This weekend, El Jefe and SWMBO took the Heir to summer camp up near Kerrville. Following some begging by the Heir, en route, we stopped in San Antonio to view the Alamo, which the Heir had never seen. When he was 7 years old, the Heir used to tramp around the house and yard in his pseudo-coonskin cap with his toy musket, and watch all those old movies Fess Parker made in the 50’s portraying Davy Crockett. We’ve seen John Wayne die in celluloid at the Alamo countless times, so I suppose an Alamo trip was inevitable at some point.
The Alamo sits smack-dab in the middle of Downtown San Antonio, on Alamo Plaza, which, as we will discuss momentarily, is more descriptive a name than one might think. Driving in San Antonio can be a reasonably surreal experience to out-of-towners like us, but our handy-dandy Yahoo-generated map guided through the pinball maze of streets safely to the Alamo over streets named Bonham, Bowie and Crockett.

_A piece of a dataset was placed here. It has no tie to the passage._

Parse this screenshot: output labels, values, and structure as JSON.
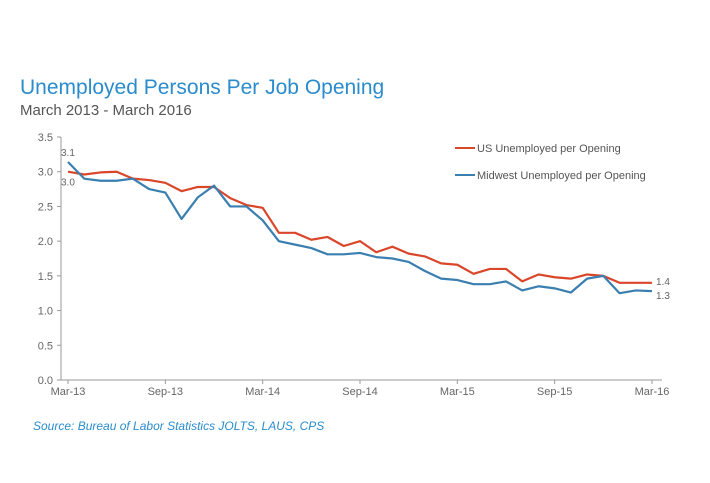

The Alamo is maintained by the Daughters of the Republic of Texas, who do a good job running the place with very little money and thousands of visitors annually to cope with. It's obscene but true that the State of Texas contributes nothing whatever to the Alamo's upkeep. However, “Alamo” is really misleading, because most of the mission/fort defended by Colonel Travis and his brave companions in 1836 is just gone – swallowed by downtown San Antonio. All that’s left of the original mission is the church itself, part of the attached corral, and the quarters for the mission’s friars, known to students of the Battle of the Alamo as the “Long Barracks.”

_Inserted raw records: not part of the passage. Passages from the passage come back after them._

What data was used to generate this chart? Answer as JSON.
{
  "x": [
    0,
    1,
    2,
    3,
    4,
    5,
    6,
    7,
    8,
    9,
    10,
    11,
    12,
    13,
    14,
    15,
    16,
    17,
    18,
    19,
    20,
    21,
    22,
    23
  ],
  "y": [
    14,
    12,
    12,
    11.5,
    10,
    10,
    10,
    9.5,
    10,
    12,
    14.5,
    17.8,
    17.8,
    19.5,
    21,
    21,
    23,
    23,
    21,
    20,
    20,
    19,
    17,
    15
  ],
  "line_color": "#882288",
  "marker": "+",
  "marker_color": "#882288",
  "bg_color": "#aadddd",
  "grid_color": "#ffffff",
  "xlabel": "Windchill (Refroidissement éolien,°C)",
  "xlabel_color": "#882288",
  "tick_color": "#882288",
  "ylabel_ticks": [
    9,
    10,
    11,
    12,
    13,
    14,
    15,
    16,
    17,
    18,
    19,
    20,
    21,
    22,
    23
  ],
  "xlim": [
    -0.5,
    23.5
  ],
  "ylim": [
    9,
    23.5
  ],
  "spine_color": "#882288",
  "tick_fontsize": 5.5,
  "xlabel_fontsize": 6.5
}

Pause a moment in the mission room where the Alamo’s women and children sheltered during the attack. This room appears to be in more or less original condition, and with a little imagination you can visualize waiting there nearly two hundred years ago, listening to the occasional boom of the big guns, the rattle-bang of the muskets, and the shouts of men in desperate peril. Equally moving is the nearby Long Barracks, where at the end of the battle, bands of Mexican soldiers fought room to room, up close and personal, bitter close-quarters infantry combat with bayonet, pistol and musket-butt, flushing-out the last desperate survivors of the Texian garrison.
Forget the kitschy souvenirs in the nearby gift shop (although your purchases do help support the Alamo), and go outside, back onto Alamo Plaza. This place -- the best spot to stop, sit and think for a minute is ignored by most Alamo tourists, all intent on getting into the generally recognized mission church that means “Alamo” to most people. But the heart of the 1836 Alamo used to be Alamo Plaza itself. The big, 1936 statue in the center of the Plaza – between the mission church and the shops along the south side of the Plaza – was the middle of the Alamo defended by Travis’s men in 1836.
The entry area in front of the Shrine, that is, the Alamo mission entrance, where a sign enjoins visitors to keep voices low, and gentlemen to remove their hats, is right near where the low palisade that Davy Crockett defended stood. Colonel Travis is believed to have died near the steps of the US Post Office, on the north side of Alamo Plaza, which was about where the north wall of the Alamo once rested.
There’ve been many books about the Alamo, but my own favorite is still Walter Lord’s A Time to Stand, published in 1961. Mr. Lord, a journalist turned historian, gets most of the facts right, tells a splendid story, gives good brief sketches of the protagonists, and throws in a sound evaluation of the military situation without all of the tedious social-history ruminations on class and race which are de rigueur for anything written today. As a bonus, he gives an excellent account of the Battle of San Jacinto.
Driving from Houston to see the Alamo enhanced the whole experience, at least for me. You may have figured out by now that military history is possibly a minor interest of El Jefe’s. In any case, the most interesting aspect of the Texian War for Independence for me is the period after the Alamo: that is to say wondering about the question of how General Santa Anna, (who did a splendid piece of work organizing, supplying and moving a Mexican army over the northern Mexican deserts and into Texas), managed to take the Alamo, wipe out the biggest Texian force (Fannin’s little army round Goliad), and still manage to lose the war.
Driving from Houston (site of San Jacinto) to the Alamo supplies part of an answer. Other than being in the Alamo, I can’t imagine a fate worse than being some poor Mexican conscript, probably with no shoes, walking across Texas in March/April, rainstorms alternating with heat, a river in flood to ford every couple of days, and having to fight a battle at the end of it, all the time hoping for something to eat. Meanwhile, Santa Anna, probably concerned about Houston escaping over the US border, wore his army out with longer and longer marches. To the Mexican soldier, Texas must have seemed endless. The Alamo has had lots of books written, but I think the wider war still awaits its historian. In any case, the Alamo trip was an interesting little excursion.